Annenberg found that 68 percent of the public trusts the court to act in the public’s best interest, while Gallup found that a more modest 54 percent approve of the job the court is doing. Of respondents to the Marquette survey, 80 percent possess at least “some” confidence in the Supreme Court, while nearly 40 percent rank their confidence level at “quite a lot” or “a great deal.” Marquette also found that, of the three branches of government, 57 percent find the Supreme Court most trustworthy, compared with 22 percent for Congress and 21 percent for the president.
This confidence is split by ideology. According to Marquette’s poll, 52 percent of “very conservative” respondents have high confidence in the court, compared to 31 percent of “very liberal” voters – 36 percent of those “very liberal” voters report low confidence. Gallup found a drastic shift in these relative levels of support under President Donald Trump, with conservative support for the court nearly tripling since 2016 and liberal support reduced by more than half.
The three polls also explored the public’s view of the court’s involvement in politics, with more varied results. Although 33 percent of Marquette respondents think the Supreme Court is conservative, a full 50 percent view it as moderate – and only 8 percent of Democrats and 7 percent of those who say they closely follow politics would describe the court as “very conservative.” However, the Annenberg results offer a different picture:
More than half of Americans (57%) agree with the statement that the court “gets too mixed up in politics.” And just half of the respondents (49%) hold the view that Supreme Court justices set aside their personal and political views and make rulings based on the Constitution, the law, and the facts of the case.
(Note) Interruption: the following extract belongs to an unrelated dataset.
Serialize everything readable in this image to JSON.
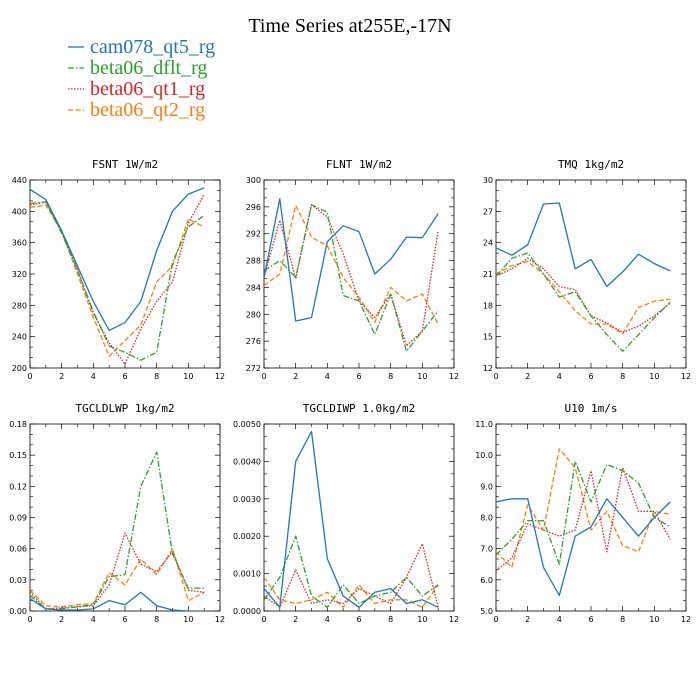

That a majority of Americans do not believe the justices make impartial decisions is striking. According to Gallup, a majority of Americans are also unhappy with the court’s ideological makeup, with 33 percent viewing it as “too conservative” and 17 percent as “too liberal.”
This may explain, in part, a remarkable finding from the Marquette data: nontrivial public support for measures to reform the Supreme Court. Ever since President Franklin Roosevelt’s failed proposal to add six justices to the Supreme Court in 1937, the notion of “court packing” has been viewed unfavorably by the electorate. Today, the memory of 1937 might be fading. Although Marquette found a majority opposed to court packing, it found 43 percent in support, with Democrats evenly split and Independents tepidly favoring the idea. Term limits for Supreme Court justices drew support from 72 percent of Marquette’s respondents, with no notable difference between conservatives and liberals.
These results may portend a debate on the Supreme Court in 2020. Although the court avoided a number of high-profile disputes last term, the justices have taken up a veritable buffet of controversial cases this go-around: abortion, LGBTQ discrimination, gun rights, undocumented immigration and religious-school funding – not to mention potential clashes over executive privilege. As Gallup notes, it is doubtful that a slew of contentious decisions – most of which are expected next June, in the heat of the presidential election campaign – will have no effect on public opinion. And, perhaps sensing the shift picked up by Marquette, a number of prominent Democratic candidates have come out in support of proposals for court reform.
For now, the Supreme Court appears to enjoy solid public support. The president’s power to appoint the justices proved to be a decisive factor for a significant number of voters in 2016. This election, that is unlikely to change. Pollsters will no doubt be watching whether voters’ confidence in the court will likewise remain steady.